The phase-3 studies (reSURFACE 1 and reSURFACE 2) were randomized, placebo-controlled, multicenter, three-part studies designed to demonstrate efficacy of Ilumya in moderate-to-severe plaque psoriasis compared to placebo and comparative drug and to assess safety and tolerability. Part one of the studies randomized patients into three or four treatment arms, including Ilumya 100 mg, Ilumya 200 mg, placebo and etanercept (reSURFACE 2 only). After Week 12, patients on placebo were then re-randomized into Ilumya 100 mg and 200 mg treatment arms to proceed into part two of the studies. Finally, in part three of the studies, responders (PASI =75) and partial responders (PASI =50 and PASI <75) to Ilumya were re-randomized after Week 28 to continue the same treatment, a different dose of Ilumya or placebo. Partial and non-responders to etanercept were treated with Ilumya 200 mg in part three of the reSURFACE 2 study. Patients with guttate, erythrodermic, or pustular psoriasis were excluded.

Sun Dermatology (the branded dermatology division of a wholly owned subsidiary of Sun Pharma) is committed to expanding its dermatology portfolio to bring healthcare providers and patients around the world more treatment options and ongoing support for conditions like moderate-to-severe plaque psoriasis.

Sun Pharmaceutical Industries Ltd.’s wholly owned subsidiary licensed worldwide rights to Ilumya from a subsidiary of Merck & Co., Inc., Kenilworth, NJ, USA, in 2014. Funded by a Sun Pharma subsidiary, Merck & Co. was responsible for the completion of phase-3 trials and submission of a Biologics License Application to the United States Food and Drug Administration (FDA), as well as manufacturing finished goods to support Sun Pharma’s initial product launch.
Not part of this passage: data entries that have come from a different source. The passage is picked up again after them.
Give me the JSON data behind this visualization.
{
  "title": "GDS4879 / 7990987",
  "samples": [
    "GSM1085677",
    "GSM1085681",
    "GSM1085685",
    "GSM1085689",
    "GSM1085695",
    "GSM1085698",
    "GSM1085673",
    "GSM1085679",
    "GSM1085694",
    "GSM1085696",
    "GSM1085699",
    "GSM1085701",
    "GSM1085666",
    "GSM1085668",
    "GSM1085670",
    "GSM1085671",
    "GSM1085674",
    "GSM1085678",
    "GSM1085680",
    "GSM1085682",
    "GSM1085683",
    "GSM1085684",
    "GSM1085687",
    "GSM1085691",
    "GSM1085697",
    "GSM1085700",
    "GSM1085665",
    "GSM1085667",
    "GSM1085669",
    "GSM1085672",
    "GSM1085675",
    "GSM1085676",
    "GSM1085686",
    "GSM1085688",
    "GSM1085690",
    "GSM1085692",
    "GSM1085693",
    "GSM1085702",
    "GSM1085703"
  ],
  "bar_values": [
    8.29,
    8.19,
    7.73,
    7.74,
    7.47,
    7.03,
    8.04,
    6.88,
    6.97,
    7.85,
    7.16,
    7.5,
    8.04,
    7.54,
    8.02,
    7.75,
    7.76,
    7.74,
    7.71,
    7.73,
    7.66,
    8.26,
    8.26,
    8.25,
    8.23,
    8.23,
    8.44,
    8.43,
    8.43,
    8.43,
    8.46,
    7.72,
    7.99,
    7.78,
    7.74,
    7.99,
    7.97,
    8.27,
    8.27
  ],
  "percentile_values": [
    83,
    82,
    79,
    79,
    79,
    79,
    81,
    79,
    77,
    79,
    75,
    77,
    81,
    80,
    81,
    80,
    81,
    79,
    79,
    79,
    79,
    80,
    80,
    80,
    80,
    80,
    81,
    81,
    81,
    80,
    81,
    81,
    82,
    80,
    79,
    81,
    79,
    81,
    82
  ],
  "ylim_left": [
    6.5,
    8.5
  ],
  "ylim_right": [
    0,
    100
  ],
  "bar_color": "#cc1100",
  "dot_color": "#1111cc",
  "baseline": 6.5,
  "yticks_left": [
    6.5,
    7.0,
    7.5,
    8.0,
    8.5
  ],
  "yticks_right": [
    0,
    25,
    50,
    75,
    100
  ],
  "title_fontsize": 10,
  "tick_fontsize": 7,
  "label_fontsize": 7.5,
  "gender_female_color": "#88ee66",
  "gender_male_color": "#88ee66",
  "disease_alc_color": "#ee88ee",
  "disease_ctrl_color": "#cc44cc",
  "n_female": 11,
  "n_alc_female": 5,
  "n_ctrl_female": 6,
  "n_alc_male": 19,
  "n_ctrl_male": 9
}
Sun Pharma will be responsible for all post-approval regulatory activities, including subsequent submissions, pharmacovigilance, post approval studies, manufacturing and commercialization of the approved product. Sun Pharma will also be responsible for all regulatory, pharmacovigilance, post approval studies, manufacturing and commercialization of approved products for all non-US markets. Merck & Co., Inc., is eligible to receive milestone payments and royalties on sales of Ilumya.

Sun Pharma and its wholly owned subsidiary and Almirall closed on July 2016 a licensing agreement on the development and commercialization of tildrakizumab-asmn for psoriasis in Europe. Under the terms of the licensing agreement, Almirall is able to lead European studies, and participate in larger Global clinical studies for plaque psoriasis indication subject to the terms of the Sun Pharma – Merck & Co., Inc., Kenilworth, NJ, USA agreements, as well as certain cost sharing agreements.